そこで、その制御の回路でDC/DC変換効率を測定してみた。
(以下HT7730を利用して測定した)
 
グラフを描くつもりで測定したが、うまく描けないので結果の一部と結論をメモした。
 
コイル:比較的大きな47μH
制御電圧(Vout):0.8, 0.9, 1.0, 1.1, 1.2V
入力電圧:2.5V (1.5Vでも追加の実験を行った)
 
左の数字が制御電圧。
負荷抵抗を 295, 197, 99.2, 50Ω と変えたときの抵抗両端の電圧と、入力電流を測定して変換効率を算出した。
---------------------------
0.8V  21,  35,  38,  38% (発振波形乱れ)
0.9V    56,  55,  50,  38% (発振波形やや乱れ)
1.0V    79,  80,  79,  48%
1.2V    85,  88,  83,  --
---------------------------
※1.1V以上だと制御の範囲を超えている。
電源が2.5Vの場合、5mmφの白色LEDの印加電力(3V×20mA=60mW)だと、制御電圧0.8V以下にする必要がある。
それだと、とても効率が悪くなる。(実用的ではない)
 
制御電圧1.0V付近だと≒200mWの出力がある。
このあたりのLEDなら使える。
 
【結論】(8/17加筆)
★2.5V電源の場合:200mW程度を駆動できる。
★1.5V電源の場合:70~90mWを供給するのに利用できる。
  (砲弾型LEDを20mAで点灯すると消費電力は75mWで、効率が良い領域で利用できる。 

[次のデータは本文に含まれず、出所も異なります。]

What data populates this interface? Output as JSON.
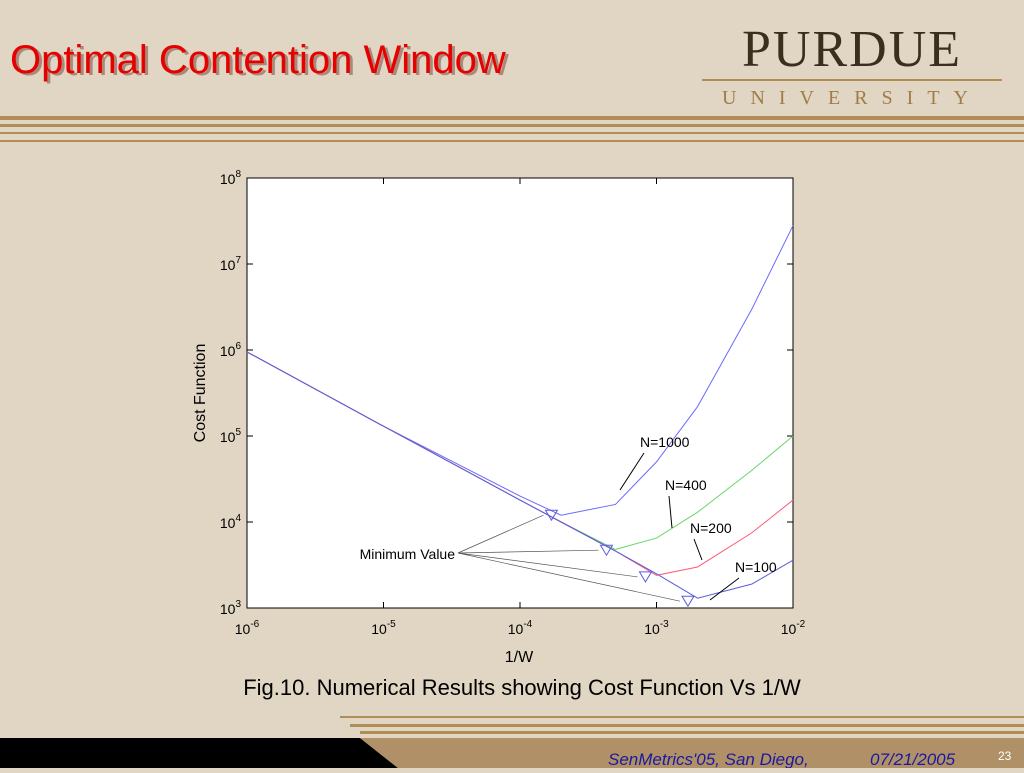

   この時のメリットは、制御回路が簡単に組める点にある。)
 
例えば、Vfが2.7V以下のLEDを、電流検出をケチケチで0.3V以下(合計3V以下)で使用するような場合に限定されると思う。
 
■ちなみに、正規の制御電圧を利用した場合には、希望する(3V以上の)電圧を、抵抗で分圧して3.0Vとして制御端子(Vout)へと印加することで、出力電圧を嵩上げできる。